Department of Data Analysis and Mathematical Modelling, Ghent University, Ghent, Belgium.
Center for Microbial Ecology and Technology, Ghent University, Ghent, Belgium.
PLoS One. 2019 Feb 13;14(2):e0205474. doi: 10.1371/journal.pone.0205474. eCollection 2019.

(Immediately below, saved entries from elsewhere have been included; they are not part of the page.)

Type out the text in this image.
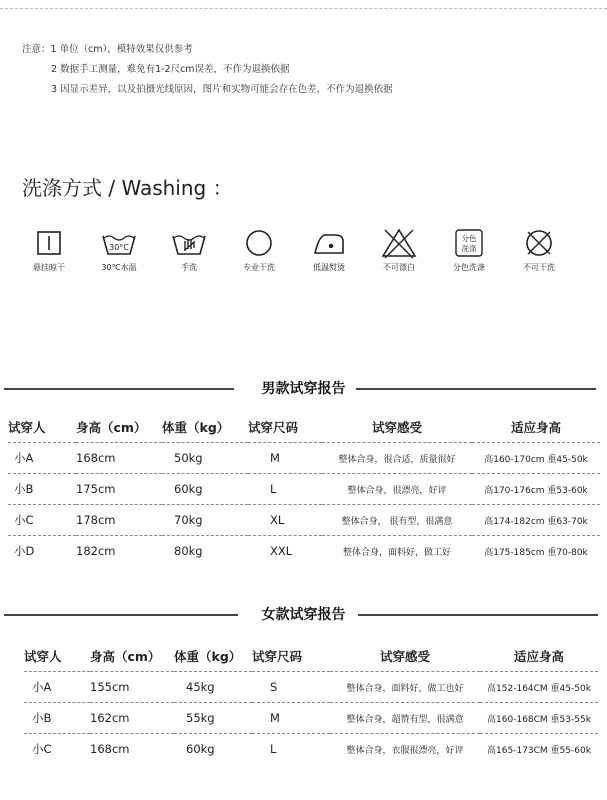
注意：1 单位（cm），模特效果仅供参考
2 数据手工测量，难免有1-2尺cm误差，不作为退换依据
3 因显示差异，以及拍摄光线原因，图片和实物可能会存在色差，不作为退换依据
洗涤方式 / Washing ：
悬挂晾干
30°C
30℃水温	手洗	专业干洗	低温熨烫	不可漂白
分色
洗涤
分色洗涤	不可干洗
男款试穿报告
试穿人	身高（cm）	体重（kg）	试穿尺码	试穿感受	适应身高
小A	168cm	50kg	M	整体合身，很合适，质量很好	高160-170cm 重45-50k
小B	175cm	60kg	L	整体合身，很漂亮，好评	高170-176cm 重53-60k
小C	178cm	70kg	XL	整体合身， 很有型，很满意	高174-182cm 重63-70k
小D	182cm	80kg	XXL	整体合身，面料好，做工好	高175-185cm 重70-80k
女款试穿报告
试穿人	身高（cm）	体重（kg）	试穿尺码	试穿感受	适应身高
小A	155cm	45kg	S	整体合身，面料好，做工也好	高152-164CM 重45-50k
小B	162cm	55kg	M	整体合身，超赞有型，很满意	高160-168CM 重53-55k
小C	168cm	60kg	L	整体合身，衣服很漂亮，好评	高165-173CM 重55-60k
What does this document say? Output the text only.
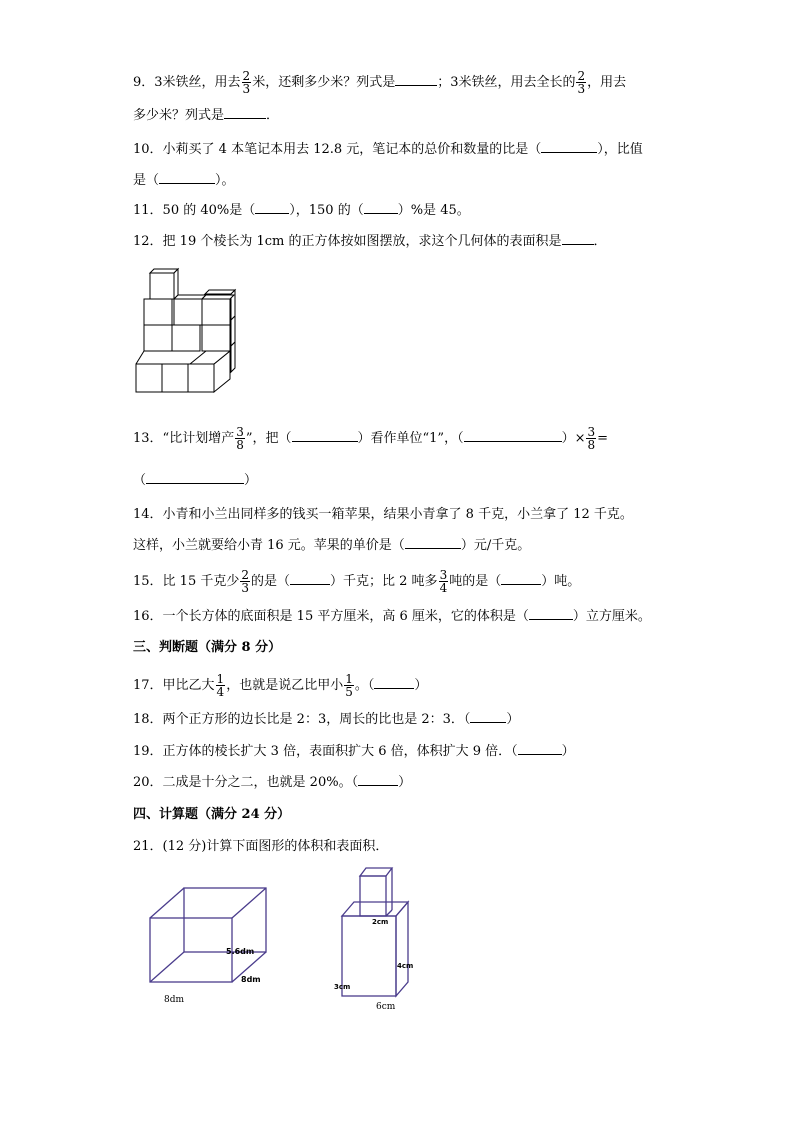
9．3米铁丝，用去 $\frac{2}{3}$ 米，还剩多少米？列式是	；3米铁丝，用去全长的 $\frac{2}{3}$ ，用去
多少米？列式是	．
10．小莉买了 4 本笔记本用去 12.8 元，笔记本的总价和数量的比是（	），比值
是（	）。
11．50 的 40%是（	），150 的（	）%是 45。
12．把 19 个棱长为 1cm 的正方体按如图摆放，求这个几何体的表面积是 ．
13．“比计划增产 $\frac{3}{8}$ ”，把（	）看作单位“1”，（	）× $\frac{3}{8}$ =
（	）
14．小青和小兰出同样多的钱买一箱苹果，结果小青拿了 8 千克，小兰拿了 12 千克。
这样，小兰就要给小青 16 元。苹果的单价是（	）元/千克。
15．比 15 千克少 $\frac{2}{3}$ 的是（	）千克；比 2 吨多 $\frac{3}{4}$ 吨的是（	）吨。
16．一个长方体的底面积是 15 平方厘米，高 6 厘米，它的体积是（	）立方厘米。
三、判断题（满分 8 分）
17．甲比乙大 $\frac{1}{4}$ ，也就是说乙比甲小 $\frac{1}{5}$ 。（	）
18．两个正方形的边长比是 2：3，周长的比也是 2：3．（	）
19．正方体的棱长扩大 3 倍，表面积扩大 6 倍，体积扩大 9 倍．（	）
20．二成是十分之二，也就是 20%。（	）
四、计算题（满分 24 分）
21．(12 分)计算下面图形的体积和表面积．
5.6dm
8dm
8dm
2cm
4cm
3cm
6cm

Explorative visualization techniques provide a first summary of microbiome read count datasets through dimension reduction. A plethora of dimension reduction methods exists, but many of them focus primarily on sample ordination, failing to elucidate the role of the bacterial species. Moreover, implicit but often unrealistic assumptions underlying these methods fail to account for overdispersion and differences in sequencing depth, which are two typical characteristics of sequencing data. We combine log-linear models with a dispersion estimation algorithm and flexible response function modelling into a framework for unconstrained and constrained ordination. The method is able to cope with differences in dispersion between taxa and varying sequencing depths, to yield meaningful biological patterns. Moreover, it can correct for observed technical confounders, whereas other methods are adversely affected by these artefacts. Unlike distance-based ordination methods, the assumptions underlying our method are stated explicitly and can be verified using simple diagnostics. The combination of unconstrained and constrained ordination in the same framework is unique in the field and facilitates microbiome data exploration. We illustrate the advantages of our method on simulated and real datasets, while pointing out flaws in existing methods. The algorithms for fitting and plotting are available in the R-package RCM.
探索性可视化技术通过降维为微生物组读数数据集提供了初步总结。存在大量的降维方法,但其中许多方法主要侧重于样本排序,未能阐明细菌种类的作用。此外,这些方法所隐含的但往往不切实际的假设未能考虑过度分散和测序深度的差异,这是测序数据的两个典型特征。我们将对数线性模型与分散估计算法和灵活的响应函数建模结合到一个无约束和约束排序的框架中。该方法能够处理分类群之间的分散差异和不同的测序深度,从而产生有意义的生物学模式。此外,它可以纠正观察到的技术混淆因素,而其他方法则受到这些伪影的不利影响。与基于距离的排序方法不同,我们方法的假设是明确陈述的,可以使用简单的诊断进行验证。在同一个框架中结合无约束和约束排序在该领域是独特的,有助于微生物组数据探索。我们在模拟和真实数据集上说明了我们方法的优势,同时指出了现有方法的缺陷。拟合和绘图的算法可在 R 包 RCM 中获得。